Bruce Collins, Evangelist

The personal website of Bruce Collins

Meditation for the week of February 10, 2008

Luke 15:6 “And when he comes home, he calls together his friends and neighbors, saying to them, ‘Rejoice with me, for I have found my sheep which was lost!’
John 10:14 “I am the good shepherd; and I know My sheep, and am known by My own.”
John 10:26 “But you do not believe, because you are not of My sheep, as I said to you.”
John 10:27 “My sheep hear My voice, and I know them, and they follow Me.”

God says we are all sheep and as sheep we are all part of a flock. According to Isaiah 53:6, before we are saved, we are in the wrong flock following the wrong shepherd. Isaiah says, “All we like sheep have gone astray.” But David in Psalm 23 was not following a shepherd that would lead him astray. He was following a shepherd that cared for him. We tend to follow leaders and the leaders that we follow make all the difference in whether we are useful and happy spiritually or whether we would just as soon “go astray.”

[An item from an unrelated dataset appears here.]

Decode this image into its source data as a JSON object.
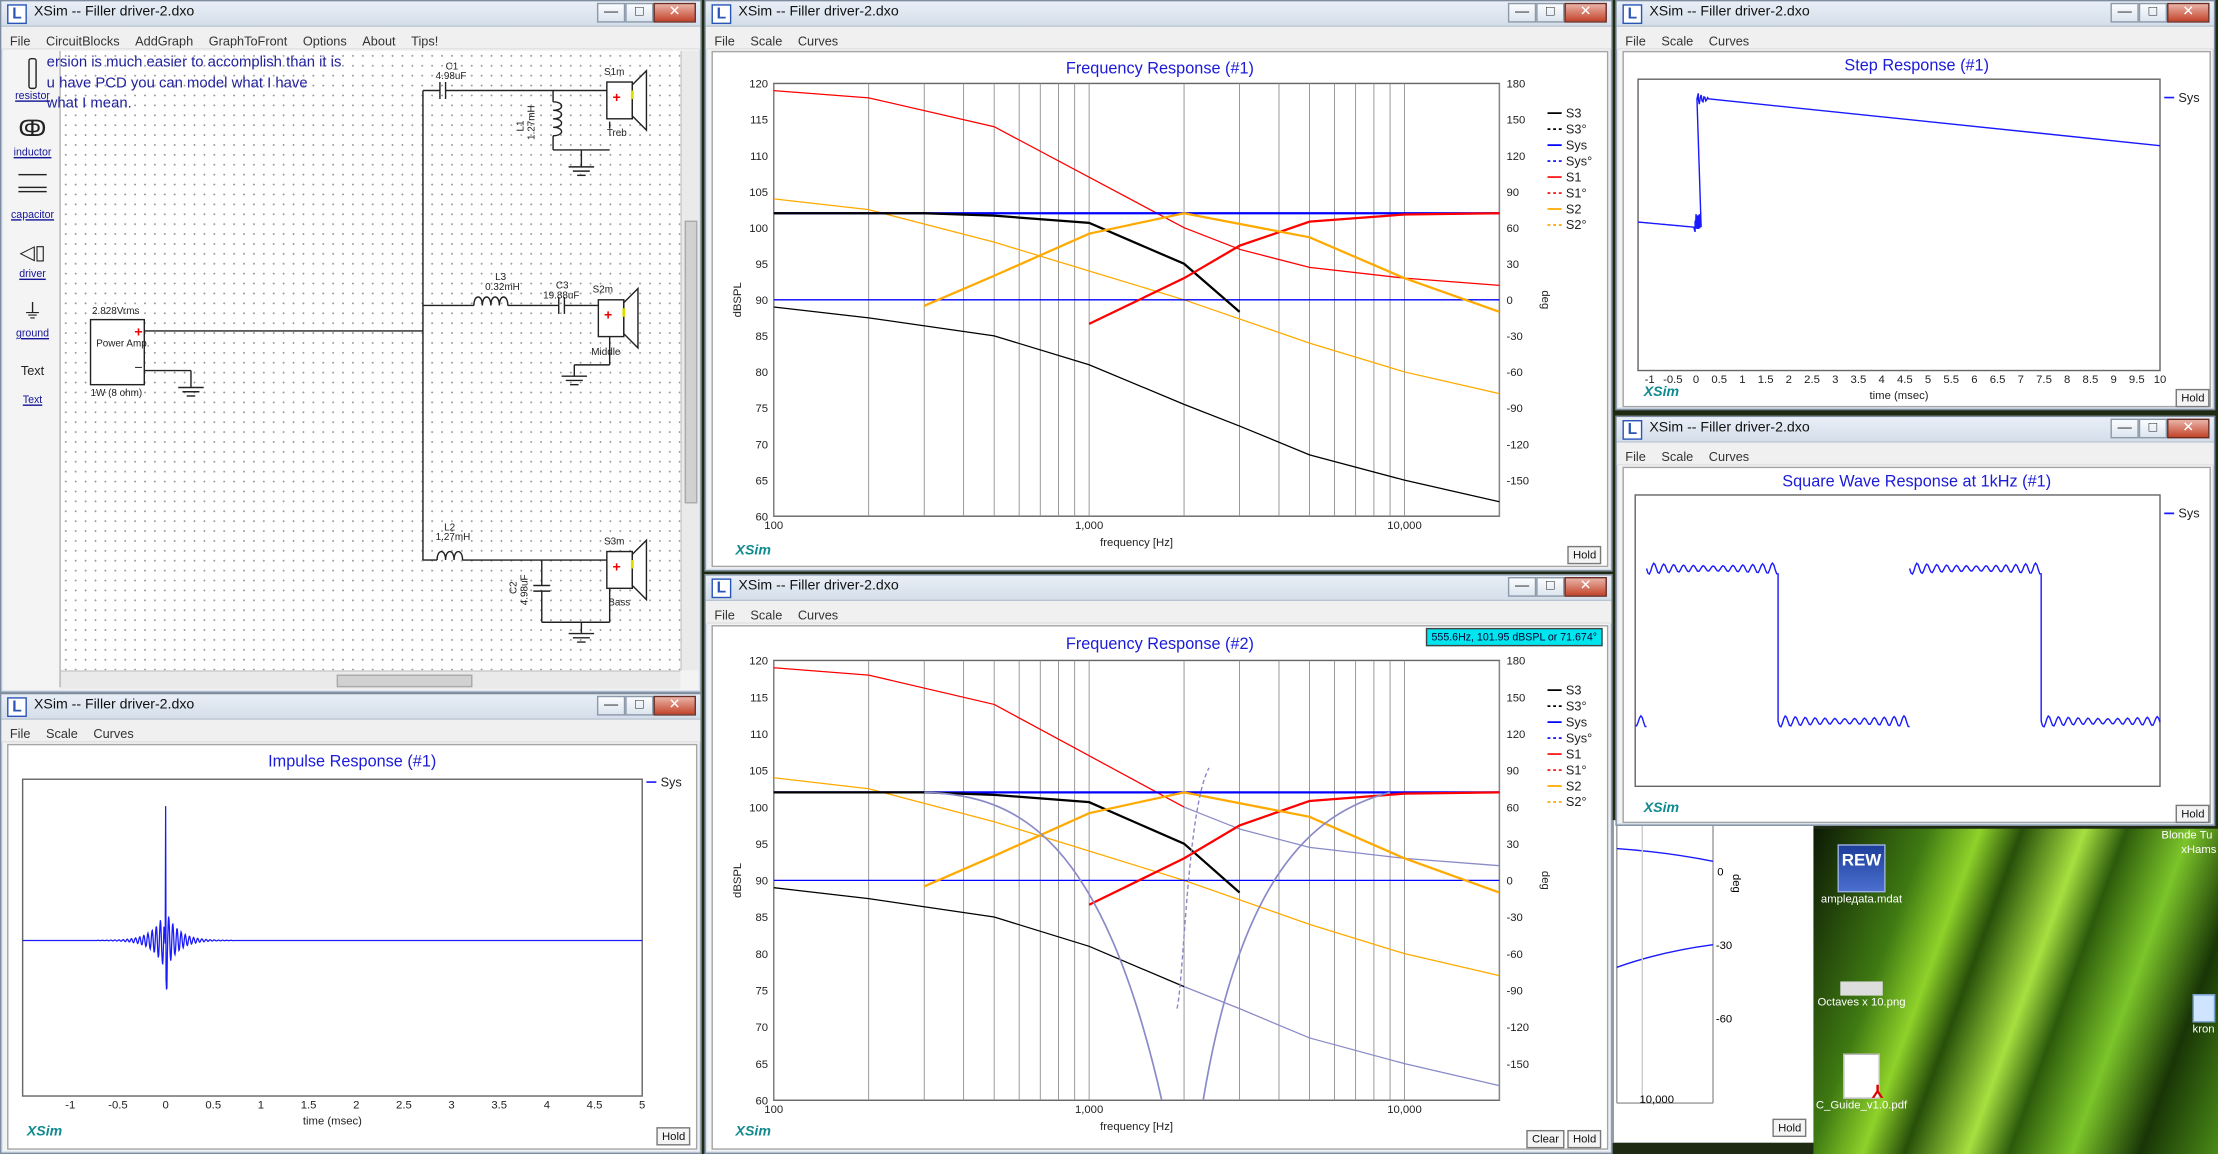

Some shepherds own their sheep and some shepherds are hired to care for the sheep. A hireling will flee when danger comes according to the Lord in John 10:12-13. He doesn’t have the same love for the sheep that a true shepherd has. The shepherd who owns the sheep, knows the name of every sheep in his flock. He considers every sheep important and, if one strays, he leaves the ones who have not strayed and goes to find his one lost sheep. When he finds it, he throws a party.

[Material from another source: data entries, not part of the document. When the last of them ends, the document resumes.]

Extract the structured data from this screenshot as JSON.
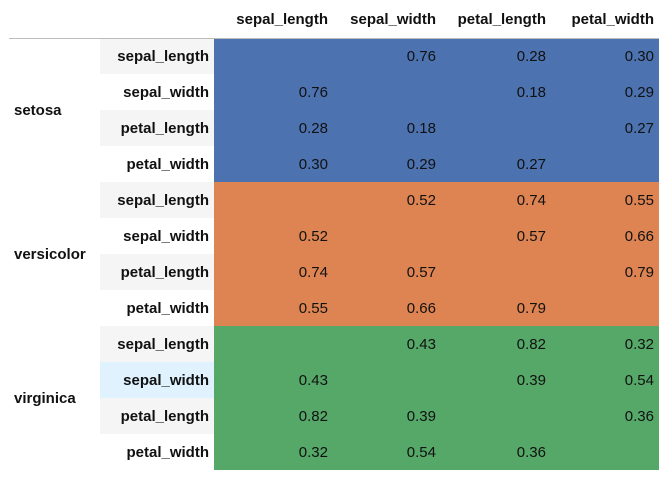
{
  "columns": [
    "sepal_length",
    "sepal_width",
    "petal_length",
    "petal_width"
  ],
  "colors": {
    "setosa": "#4c72b0",
    "versicolor": "#dd8452",
    "virginica": "#55a868",
    "stripe": "#f5f5f5",
    "hover": "#dff2fd"
  },
  "groups": [
    {
      "name": "setosa",
      "rows": [
        {
          "label": "sepal_length",
          "values": [
            "",
            "0.76",
            "0.28",
            "0.30"
          ]
        },
        {
          "label": "sepal_width",
          "values": [
            "0.76",
            "",
            "0.18",
            "0.29"
          ]
        },
        {
          "label": "petal_length",
          "values": [
            "0.28",
            "0.18",
            "",
            "0.27"
          ]
        },
        {
          "label": "petal_width",
          "values": [
            "0.30",
            "0.29",
            "0.27",
            ""
          ]
        }
      ]
    },
    {
      "name": "versicolor",
      "rows": [
        {
          "label": "sepal_length",
          "values": [
            "",
            "0.52",
            "0.74",
            "0.55"
          ]
        },
        {
          "label": "sepal_width",
          "values": [
            "0.52",
            "",
            "0.57",
            "0.66"
          ]
        },
        {
          "label": "petal_length",
          "values": [
            "0.74",
            "0.57",
            "",
            "0.79"
          ]
        },
        {
          "label": "petal_width",
          "values": [
            "0.55",
            "0.66",
            "0.79",
            ""
          ]
        }
      ]
    },
    {
      "name": "virginica",
      "rows": [
        {
          "label": "sepal_length",
          "values": [
            "",
            "0.43",
            "0.82",
            "0.32"
          ]
        },
        {
          "label": "sepal_width",
          "values": [
            "0.43",
            "",
            "0.39",
            "0.54"
          ]
        },
        {
          "label": "petal_length",
          "values": [
            "0.82",
            "0.39",
            "",
            "0.36"
          ]
        },
        {
          "label": "petal_width",
          "values": [
            "0.32",
            "0.54",
            "0.36",
            ""
          ]
        }
      ]
    }
  ],
  "chart_data": {
    "type": "table",
    "columns": [
      "sepal_length",
      "sepal_width",
      "petal_length",
      "petal_width"
    ],
    "row_groups": [
      "setosa",
      "versicolor",
      "virginica"
    ],
    "row_labels": [
      "sepal_length",
      "sepal_width",
      "petal_length",
      "petal_width"
    ],
    "values": {
      "setosa": [
        [
          null,
          0.76,
          0.28,
          0.3
        ],
        [
          0.76,
          null,
          0.18,
          0.29
        ],
        [
          0.28,
          0.18,
          null,
          0.27
        ],
        [
          0.3,
          0.29,
          0.27,
          null
        ]
      ],
      "versicolor": [
        [
          null,
          0.52,
          0.74,
          0.55
        ],
        [
          0.52,
          null,
          0.57,
          0.66
        ],
        [
          0.74,
          0.57,
          null,
          0.79
        ],
        [
          0.55,
          0.66,
          0.79,
          null
        ]
      ],
      "virginica": [
        [
          null,
          0.43,
          0.82,
          0.32
        ],
        [
          0.43,
          null,
          0.39,
          0.54
        ],
        [
          0.82,
          0.39,
          null,
          0.36
        ],
        [
          0.32,
          0.54,
          0.36,
          null
        ]
      ]
    }
  }
}
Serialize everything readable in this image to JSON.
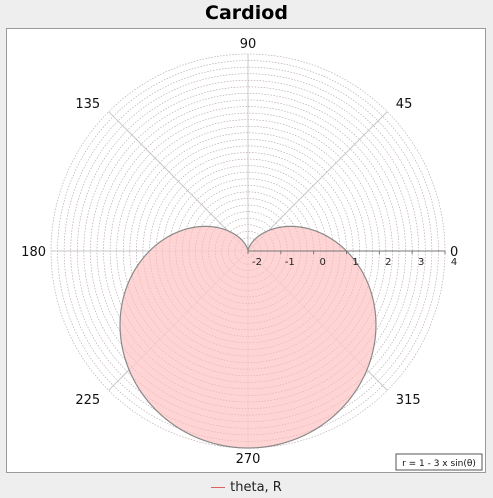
{
  "chart_data": {
    "type": "polar",
    "title": "Cardiod",
    "formula": "r = 1 - 3 x sin(θ)",
    "angle_ticks": [
      {
        "deg": 0,
        "label": "0"
      },
      {
        "deg": 45,
        "label": "45"
      },
      {
        "deg": 90,
        "label": "90"
      },
      {
        "deg": 135,
        "label": "135"
      },
      {
        "deg": 180,
        "label": "180"
      },
      {
        "deg": 225,
        "label": "225"
      },
      {
        "deg": 270,
        "label": "270"
      },
      {
        "deg": 315,
        "label": "315"
      }
    ],
    "radial_range": [
      -2,
      4
    ],
    "radial_ticks": [
      "-2",
      "-1",
      "0",
      "1",
      "2",
      "3",
      "4"
    ],
    "series": [
      {
        "name": "theta, R",
        "function": "1 - 3*sin(theta)",
        "color": "#e06060",
        "fill": "#ffcccc"
      }
    ],
    "grid": true,
    "legend_position": "bottom"
  }
}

Men who claim to be shepherds of the Lord’s sheep may not always consider us to be important, but the Lord Who is our Shepherd does. I have heard those who claim to be shepherds say, “If that person wants to leave, let them leave.” They really don’t care if the person remains in their congregation or not. That seems contrary to the way the Lord works. If a person is in charge of a flock, every sheep in the flock should have no doubt that the shepherd is taking care of them and has a personal interest in them. He feeds them, he leads them, he protects them and he tries to keep them healthy. He also goes looking for any that get lost.

Most people join groups where the they are made to feel needed and wanted. The minute they feel that they are just a cog in the wheel and that they are dispensable, they will begin looking for another place where they can truly belong. When basic needs are being met in a business setting, most management experts say that money is not a major motivator. Feeling valued is important however. Being able to make a difference is important. In the spiritual realm, this would translate into being in a congregation where our gifts are needed and wanted. We all want to make a difference and we all want to feel that our life has a purpose. Shepherds in the church should consider every one of the sheep in their flock important. They need to make them feel needed and wanted if our congregations are going to be true fellowships where everyone feels at home and where no one wants to stray.